Microsoft's Project Natal may spell the end for joypads

January 08, 2010 03:13 pm | Updated November 17, 2021 07:10 am IST - London

Microsoft Entertainment and Devices Division President Robbie Bach speaks during CEO Steve Ballmer keynote address at the International Consumer Electronics Show (CES) in Las Vegas on Wednesday.

Microsoft Entertainment and Devices Division President Robbie Bach speaks during CEO Steve Ballmer keynote address at the International Consumer Electronics Show (CES) in Las Vegas on Wednesday.

Microsoft has come up with a new system that could make joy pads history.

The system, known as Project Natal, enables people to play video games without the use of hand-held controller. Instead they control the on-screen action with their voices and body movements. Microsoft hopes that it will draw in an older generation of gamers, which the market has yet to entice.

Its new game control device that allows “more simple, more intuitive, more natural” game playing would be ready for release by the end of the year.

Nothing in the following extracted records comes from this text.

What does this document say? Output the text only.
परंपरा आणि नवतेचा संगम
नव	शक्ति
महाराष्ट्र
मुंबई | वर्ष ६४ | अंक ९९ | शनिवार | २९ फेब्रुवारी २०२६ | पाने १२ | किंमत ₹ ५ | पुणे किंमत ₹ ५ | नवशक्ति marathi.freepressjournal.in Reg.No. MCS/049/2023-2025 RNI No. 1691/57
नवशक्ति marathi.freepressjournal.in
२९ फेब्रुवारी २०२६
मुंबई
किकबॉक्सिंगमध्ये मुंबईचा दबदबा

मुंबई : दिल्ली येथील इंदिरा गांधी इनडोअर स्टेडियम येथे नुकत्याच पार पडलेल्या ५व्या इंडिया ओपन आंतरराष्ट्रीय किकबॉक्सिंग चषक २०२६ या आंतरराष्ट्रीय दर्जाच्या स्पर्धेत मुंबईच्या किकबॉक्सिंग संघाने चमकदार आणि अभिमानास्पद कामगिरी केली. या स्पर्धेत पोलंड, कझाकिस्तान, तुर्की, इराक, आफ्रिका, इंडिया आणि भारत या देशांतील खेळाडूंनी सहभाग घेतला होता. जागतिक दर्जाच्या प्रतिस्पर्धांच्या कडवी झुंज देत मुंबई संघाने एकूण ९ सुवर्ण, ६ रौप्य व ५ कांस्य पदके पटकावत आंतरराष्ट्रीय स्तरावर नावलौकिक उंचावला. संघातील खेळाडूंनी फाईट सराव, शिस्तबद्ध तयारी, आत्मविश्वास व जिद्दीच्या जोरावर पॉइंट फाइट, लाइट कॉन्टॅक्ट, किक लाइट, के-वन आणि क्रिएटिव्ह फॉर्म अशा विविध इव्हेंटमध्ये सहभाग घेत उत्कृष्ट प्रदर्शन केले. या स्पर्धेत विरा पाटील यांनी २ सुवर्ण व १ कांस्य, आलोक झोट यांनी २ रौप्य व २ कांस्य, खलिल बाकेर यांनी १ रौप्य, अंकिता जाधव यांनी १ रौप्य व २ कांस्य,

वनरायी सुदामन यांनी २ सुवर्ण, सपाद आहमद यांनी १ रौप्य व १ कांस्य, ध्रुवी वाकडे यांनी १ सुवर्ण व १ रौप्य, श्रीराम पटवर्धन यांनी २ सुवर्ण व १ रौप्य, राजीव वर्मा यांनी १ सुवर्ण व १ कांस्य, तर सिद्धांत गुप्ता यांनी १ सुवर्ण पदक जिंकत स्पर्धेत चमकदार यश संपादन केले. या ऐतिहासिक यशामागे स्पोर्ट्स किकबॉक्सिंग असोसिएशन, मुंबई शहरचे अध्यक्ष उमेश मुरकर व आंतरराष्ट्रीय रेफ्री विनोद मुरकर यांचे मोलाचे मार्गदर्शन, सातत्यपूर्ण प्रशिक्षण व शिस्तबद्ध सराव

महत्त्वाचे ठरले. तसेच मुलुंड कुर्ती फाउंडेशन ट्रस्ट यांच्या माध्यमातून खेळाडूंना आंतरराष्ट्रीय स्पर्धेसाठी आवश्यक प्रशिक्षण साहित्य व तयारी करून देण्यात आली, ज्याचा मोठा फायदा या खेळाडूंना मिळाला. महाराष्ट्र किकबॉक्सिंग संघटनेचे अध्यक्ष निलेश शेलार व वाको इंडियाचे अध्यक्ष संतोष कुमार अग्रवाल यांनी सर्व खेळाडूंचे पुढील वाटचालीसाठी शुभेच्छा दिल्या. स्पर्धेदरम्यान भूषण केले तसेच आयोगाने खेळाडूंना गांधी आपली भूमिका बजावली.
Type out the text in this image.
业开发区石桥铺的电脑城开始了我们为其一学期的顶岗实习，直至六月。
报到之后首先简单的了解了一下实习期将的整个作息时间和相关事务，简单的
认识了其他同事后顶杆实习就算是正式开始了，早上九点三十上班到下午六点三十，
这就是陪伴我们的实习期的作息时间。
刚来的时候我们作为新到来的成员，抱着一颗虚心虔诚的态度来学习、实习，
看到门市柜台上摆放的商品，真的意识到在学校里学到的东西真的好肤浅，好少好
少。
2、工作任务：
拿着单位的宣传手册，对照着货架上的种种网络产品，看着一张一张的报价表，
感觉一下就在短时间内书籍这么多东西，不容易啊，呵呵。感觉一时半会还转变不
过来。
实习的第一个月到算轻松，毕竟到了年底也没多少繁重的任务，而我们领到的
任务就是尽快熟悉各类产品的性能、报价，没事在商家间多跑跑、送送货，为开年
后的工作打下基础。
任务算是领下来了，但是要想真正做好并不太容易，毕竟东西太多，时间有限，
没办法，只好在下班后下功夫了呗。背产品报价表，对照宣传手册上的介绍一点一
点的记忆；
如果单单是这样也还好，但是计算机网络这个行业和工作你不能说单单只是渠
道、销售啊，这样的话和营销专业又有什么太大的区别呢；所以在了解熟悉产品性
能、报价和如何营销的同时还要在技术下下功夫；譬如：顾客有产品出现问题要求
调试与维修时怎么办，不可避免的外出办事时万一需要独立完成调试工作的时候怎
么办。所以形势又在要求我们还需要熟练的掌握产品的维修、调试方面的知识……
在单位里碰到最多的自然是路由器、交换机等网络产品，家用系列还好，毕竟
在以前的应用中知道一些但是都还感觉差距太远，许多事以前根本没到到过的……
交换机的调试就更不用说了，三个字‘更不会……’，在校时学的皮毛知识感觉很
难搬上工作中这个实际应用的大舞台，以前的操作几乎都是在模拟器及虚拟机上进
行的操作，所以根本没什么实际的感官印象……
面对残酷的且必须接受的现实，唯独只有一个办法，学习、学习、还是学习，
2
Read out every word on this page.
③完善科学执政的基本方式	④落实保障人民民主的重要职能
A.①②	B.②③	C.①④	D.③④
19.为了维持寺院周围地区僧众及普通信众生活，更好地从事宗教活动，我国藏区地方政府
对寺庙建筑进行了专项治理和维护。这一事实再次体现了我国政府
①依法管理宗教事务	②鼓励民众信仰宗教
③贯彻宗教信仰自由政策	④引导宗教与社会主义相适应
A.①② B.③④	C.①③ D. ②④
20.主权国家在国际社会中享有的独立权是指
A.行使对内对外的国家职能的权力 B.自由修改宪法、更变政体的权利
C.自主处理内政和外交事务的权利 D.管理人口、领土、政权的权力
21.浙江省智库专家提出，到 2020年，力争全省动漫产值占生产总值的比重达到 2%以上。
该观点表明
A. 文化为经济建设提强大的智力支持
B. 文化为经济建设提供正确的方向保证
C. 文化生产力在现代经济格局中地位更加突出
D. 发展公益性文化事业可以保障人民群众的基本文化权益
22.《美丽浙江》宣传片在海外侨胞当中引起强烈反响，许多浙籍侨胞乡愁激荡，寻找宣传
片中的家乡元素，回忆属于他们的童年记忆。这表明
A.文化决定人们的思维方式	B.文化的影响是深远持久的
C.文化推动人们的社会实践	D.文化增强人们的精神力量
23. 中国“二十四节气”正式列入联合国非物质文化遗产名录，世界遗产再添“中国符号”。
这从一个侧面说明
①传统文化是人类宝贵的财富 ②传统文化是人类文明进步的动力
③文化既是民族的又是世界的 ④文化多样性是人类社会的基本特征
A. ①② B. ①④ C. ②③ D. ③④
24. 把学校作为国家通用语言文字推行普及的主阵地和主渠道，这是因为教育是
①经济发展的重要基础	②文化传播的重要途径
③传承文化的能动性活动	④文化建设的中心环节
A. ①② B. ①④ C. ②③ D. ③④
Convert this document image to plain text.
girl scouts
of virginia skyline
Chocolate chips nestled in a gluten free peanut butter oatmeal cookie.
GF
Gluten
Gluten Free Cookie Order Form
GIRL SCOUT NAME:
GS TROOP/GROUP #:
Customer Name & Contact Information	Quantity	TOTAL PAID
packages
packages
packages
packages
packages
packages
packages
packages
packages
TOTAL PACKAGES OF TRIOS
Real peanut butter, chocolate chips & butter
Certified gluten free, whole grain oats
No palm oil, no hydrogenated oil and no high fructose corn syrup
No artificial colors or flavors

“With Project Natal we are removing the last barrier to gaming, the controller, freeing you to have the experience you want with technology that is natural for you,” Times Online quoted Robbie Bach, Microsoft’s president of entertainment and devices, as saying at the annual Consumer Electronics Show (CES) in Las Vegas, Nevada.

The Project Natal system will be available on Microsoft’s Xbox 360 video console and will go on sale in the US in November. The system uses a 3-D camera connected to an Xbox 360 console to interpret the position of the player and replicate his or her actions on screen.